The purpose of this blog is to document and share the changes I’m making to my core beliefs.  In the past few weeks I’ve started to see some real change and growth, so I thought I’d share some of the tools and information I’ve found helpful thus far.


The Reverb prompts were what started this blog.  I’d written a few posts prior to December 2010, but I was never consistent or focused.  It was the final prompt that really gave me something to think about and something to write about.  It took some time to commit to making such big changes though, so aside from a valiant effort in January, I wrote very little between Reverb10 and August.


I can’t remember how I first learned about Wishcasting Wednesdays, but I’m so glad I did.  I can’t change my core story without having an idea of how I want the new story to read.  The Wishcasting prompts have been useful tools for asking myself questions about what I want, a vital part of writing that new story.  They have also connected me to a lovely, supportive community, which I greatly appreciate.

The Artist’s Way

It’s an entire book about changing your core story.  It doesn’t matter what your old story was or what your new story will be, this book is about how to get from the old to the new.  I’m happy I’m reading it right now and I’m finding it very helpful.  I’ll give the book its own post once I’ve completed it, but it already deserves mention here.

My Affirmations

I started these on my own, but I received some reinforcement from The Artist’s Way.

  • I can do this.
  • I am focused and well disciplined.
  • Progress, not perfection.

After a few weeks, I’m actually starting to see evidence of all three of these.  It sounds so hokey, but they have made a difference for me and they’re becoming an important part of how I rewrite my core story.

750 Words

It’s the space where I write my morning pages for The Artist’s Way, but I love it and I’m sure I’ll use it long after I complete the book.  It’s simple, yet fun, and provides me some extra little incentives to write.  (I love the badges.)  As I write (it takes about 20 minutes to write all 750 words), I notice patterns, or things I didn’t realize I was thinking or feeling.  The stream-of-consciousness nature is an excellent way to get in touch with what I want.

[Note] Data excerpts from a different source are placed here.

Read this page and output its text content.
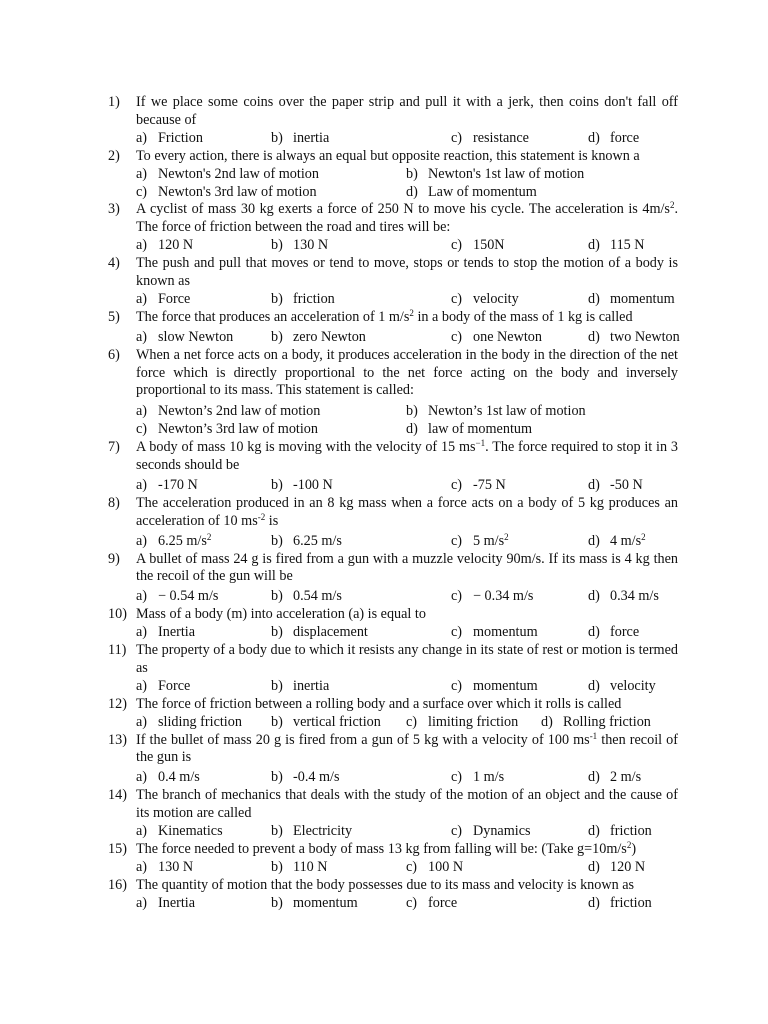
1)	If we place some coins over the paper strip and pull it with a jerk, then coins don't fall off because of
a) Friction	b) inertia	c) resistance	d) force
2)	To every action, there is always an equal but opposite reaction, this statement is known a
a) Newton's 2nd law of motion	b) Newton's 1st law of motion
c) Newton's 3rd law of motion	d) Law of momentum
3)	A cyclist of mass 30 kg exerts a force of 250 N to move his cycle. The acceleration is $4m/s^2$. The force of friction between the road and tires will be:
a) 120 N	b) 130 N	c) 150N	d) 115 N
4)	The push and pull that moves or tend to move, stops or tends to stop the motion of a body is known as
a) Force	b) friction	c) velocity	d) momentum
5)	The force that produces an acceleration of 1 $m/s^2$ in a body of the mass of 1 kg is called
a) slow Newton	b) zero Newton	c) one Newton	d) two Newton
6)	When a net force acts on a body, it produces acceleration in the body in the direction of the net force which is directly proportional to the net force acting on the body and inversely proportional to its mass. This statement is called:
a) Newton’s 2nd law of motion	b) Newton’s 1st law of motion
c) Newton’s 3rd law of motion	d) law of momentum
7)	A body of mass 10 kg is moving with the velocity of 15 $ms^{-1}$. The force required to stop it in 3 seconds should be
a) -170 N	b) -100 N	c) -75 N	d) -50 N
8)	The acceleration produced in an 8 kg mass when a force acts on a body of 5 kg produces an acceleration of 10 $ms^{-2}$ is
a) 6.25 $m/s^2$	b) 6.25 m/s	c) 5 $m/s^2$	d) 4 $m/s^2$
9)	A bullet of mass 24 g is fired from a gun with a muzzle velocity 90m/s. If its mass is 4 kg then the recoil of the gun will be
a) − 0.54 m/s	b) 0.54 m/s	c) − 0.34 m/s	d) 0.34 m/s
10) Mass of a body (m) into acceleration (a) is equal to
a) Inertia	b) displacement	c) momentum	d) force
11) The property of a body due to which it resists any change in its state of rest or motion is termed as
a) Force	b) inertia	c) momentum	d) velocity
12) The force of friction between a rolling body and a surface over which it rolls is called
a) sliding friction b) vertical friction c) limiting friction d) Rolling friction
13) If the bullet of mass 20 g is fired from a gun of 5 kg with a velocity of 100 $ms^{-1}$ then recoil of the gun is
a) 0.4 m/s	b) -0.4 m/s	c) 1 m/s	d) 2 m/s
14) The branch of mechanics that deals with the study of the motion of an object and the cause of its motion are called
a) Kinematics	b) Electricity	c) Dynamics	d) friction
15) The force needed to prevent a body of mass 13 kg from falling will be: (Take $g=10m/s^2$)
a) 130 N	b) 110 N	c) 100 N	d) 120 N
16) The quantity of motion that the body possesses due to its mass and velocity is known as
a) Inertia	b) momentum	c) force	d) friction
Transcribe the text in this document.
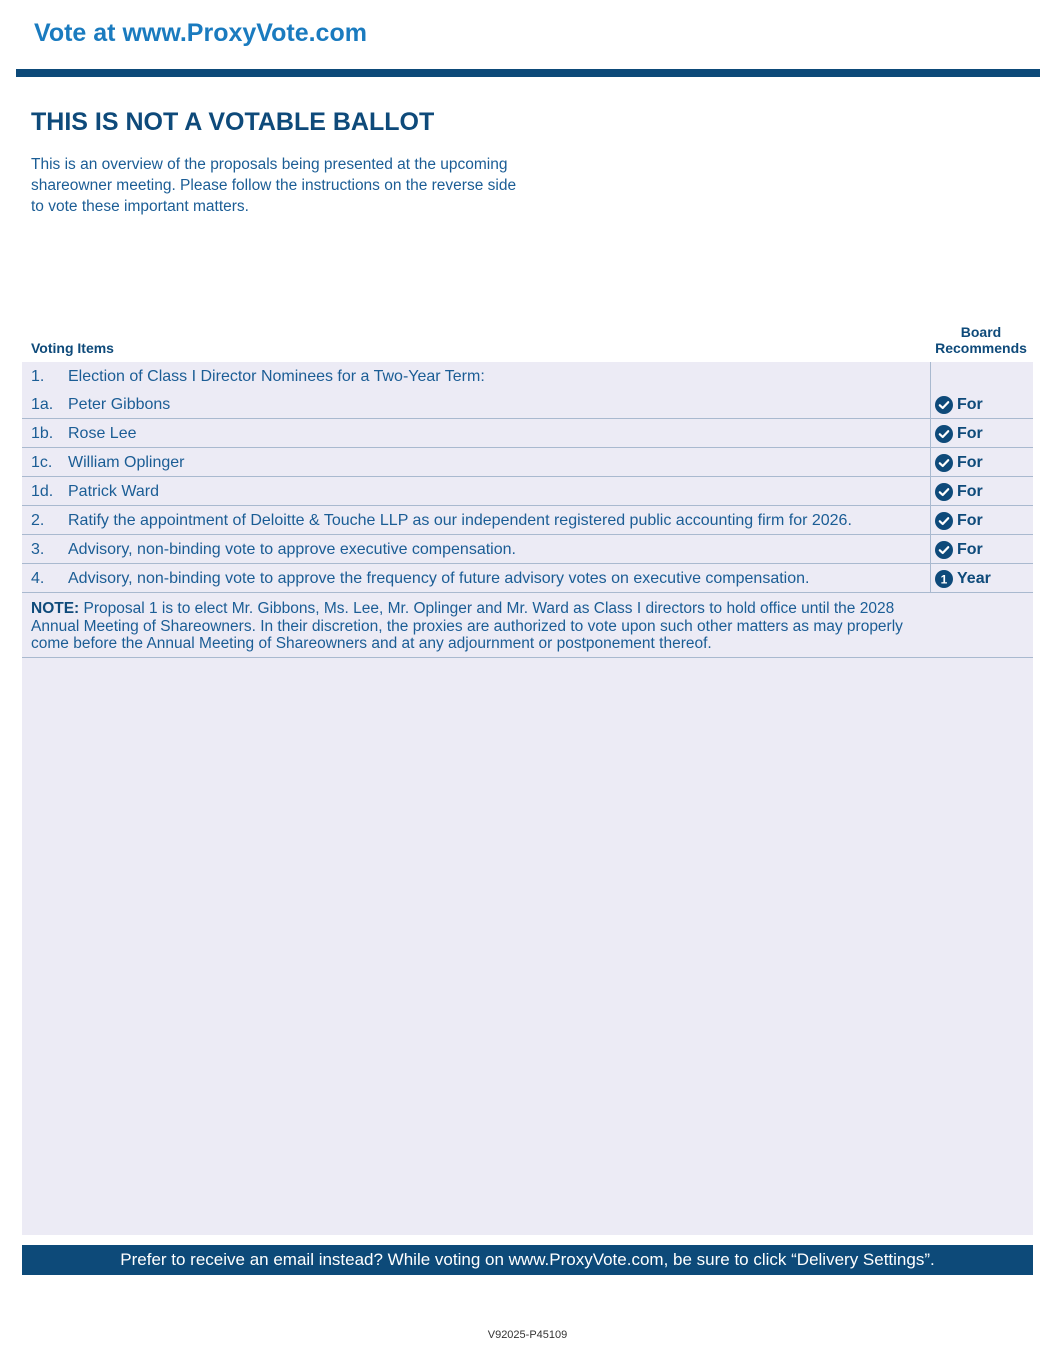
Vote at www.ProxyVote.com
THIS IS NOT A VOTABLE BALLOT
This is an overview of the proposals being presented at the upcoming shareowner meeting. Please follow the instructions on the reverse side to vote these important matters.
Voting Items
Board
Recommends
1. Election of Class I Director Nominees for a Two-Year Term:
1a. Peter Gibbons	For
1b. Rose Lee	For
1c. William Oplinger	For
1d. Patrick Ward	For
2. Ratify the appointment of Deloitte & Touche LLP as our independent registered public accounting firm for 2026.	For
3. Advisory, non-binding vote to approve executive compensation.	For
4. Advisory, non-binding vote to approve the frequency of future advisory votes on executive compensation.	1 Year
NOTE: Proposal 1 is to elect Mr. Gibbons, Ms. Lee, Mr. Oplinger and Mr. Ward as Class I directors to hold office until the 2028 Annual Meeting of Shareowners. In their discretion, the proxies are authorized to vote upon such other matters as may properly come before the Annual Meeting of Shareowners and at any adjournment or postponement thereof.
Prefer to receive an email instead? While voting on www.ProxyVote.com, be sure to click “Delivery Settings”.
V92025-P45109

I enjoy Havi Brooks’ blog.  She inspires me to listen to myself and offer myself some compassion.  Rewriting my core story isn’t going to be easy, so I’m going to need that compassion to help me through this project.  I’m also going to need to listen to myself, so I can remember who I am and learn who I want to be.

I also used her Very Personal Ads as the template for my weekly Hello, Universe post.  Those posts have become a great practice for identifying what I want or need at any given moment.

How to Change a Habit

It’s not just about fixing the bad habits, we also have to try to create new good habits.  Scott H. Young offers some great advice on how to make those changes, all of which is directly applicable to rewriting your core story.  I’ll give a brief summary here, but it’s worthwhile to read the entire post.

  1. Set a conditioning period.  Don’t focus on results yet, focus on actions instead.  A perfect example of my “Progress, not perfection,” affirmation.
  2. Do it every day.  That’s the best way to turn a fluke into a habit, and the reason I post daily.
  3. Replace what you’re eliminating.  There’s a great explanation in the article and I think this is the crux of being able to enjoy the habit.
  4. Begin with the start in mind.  Focus on doing something and scaling up from there; the end goal will eventually become more attainable.

Remember Who You Are

I read Pam Slim’s contribution over at Gaping Void quite some time ago, but it was the phrase “remember who you are” that stuck with me.  Who am I?  How did I become this person?  Who do I want to be?  How can I become that person?  How did I get so far away from her in the first place? Those are the big questions I’m asking myself as I try to change my core story.

* * *

What tools do you use when you’re trying to make big changes?  What inspires you to examine your core beliefs?